Nassau County, on Long Island, New York, enacted an ordinance which bans handguns in non-traditional colors, such as pink. The ordinance declares such firearms to be “deceptively colored.”
On December 28, the Appellate Division, Second Department (the intermediate court of appeals) ruled 4-0 that the Nassau ban is preempted by New York State’s handgun licensing law.

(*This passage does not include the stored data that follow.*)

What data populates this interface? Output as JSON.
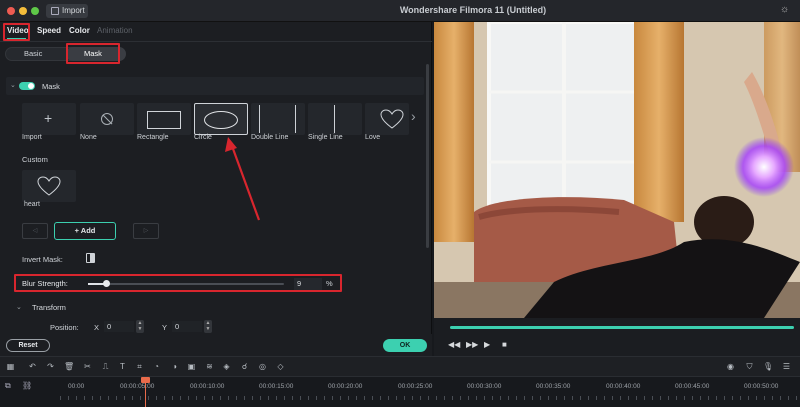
{
  "window": {
    "title": "Wondershare Filmora 11 (Untitled)",
    "import_label": "Import"
  },
  "tabs": [
    {
      "label": "Video",
      "active": true
    },
    {
      "label": "Speed",
      "active": false
    },
    {
      "label": "Color",
      "active": false
    },
    {
      "label": "Animation",
      "active": false
    }
  ],
  "subtabs": [
    {
      "label": "Basic",
      "active": false
    },
    {
      "label": "Mask",
      "active": true
    }
  ],
  "mask_section": {
    "label": "Mask",
    "enabled": true,
    "shapes": [
      {
        "label": "Import",
        "icon": "plus-icon"
      },
      {
        "label": "None",
        "icon": "none-icon"
      },
      {
        "label": "Rectangle",
        "icon": "rectangle-icon"
      },
      {
        "label": "Circle",
        "icon": "circle-icon",
        "selected": true
      },
      {
        "label": "Double Line",
        "icon": "double-line-icon"
      },
      {
        "label": "Single Line",
        "icon": "single-line-icon"
      },
      {
        "label": "Love",
        "icon": "heart-icon"
      }
    ],
    "custom_label": "Custom",
    "custom_items": [
      {
        "label": "heart",
        "icon": "heart-icon"
      }
    ],
    "add_label": "Add",
    "invert_label": "Invert Mask:",
    "blur_label": "Blur Strength:",
    "blur_value": "9",
    "blur_unit": "%",
    "blur_fraction": 0.09
  },
  "transform": {
    "label": "Transform",
    "position_label": "Position:",
    "x_label": "X",
    "x_value": "0",
    "y_label": "Y",
    "y_value": "0"
  },
  "footer": {
    "reset_label": "Reset",
    "ok_label": "OK"
  },
  "timeline": {
    "ticks": [
      "00:00",
      "00:00:05:00",
      "00:00:10:00",
      "00:00:15:00",
      "00:00:20:00",
      "00:00:25:00",
      "00:00:30:00",
      "00:00:35:00",
      "00:00:40:00",
      "00:00:45:00",
      "00:00:50:00"
    ]
  },
  "colors": {
    "accent": "#3cd0b0",
    "highlight": "#d8262e",
    "playhead": "#e96b4b"
  }
}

While the state law, Penal Law § 400.00, is not explicitly preemptive, the Appellate Division found implicit field preemption because: 1. The licensing law is detailed, and describes what kinds of handguns may not be licensed. 2. The state statute declares that a license shall be valid in every county of the state, but Nassau County’s law prohibited licensed persons from other counties from entering Nassau County with their licensed colored handguns. “In effect, the amended ordinance places a restriction on all licenses granted throughout the state, and deprives all licenses that were lawfully granted to owners of “deceptively colored” firearms of their stated benefits. If each of New York’s 62 counties enacted ordinances that placed additional restrictions on licenses, as the amended ordinance effectively does, the uniformity in firearm licensing that the Legislature intended would be destroyed.”
Congratulations to longtime Nassau activist Alan Chwick for his victory in Chwick v. Mulvey.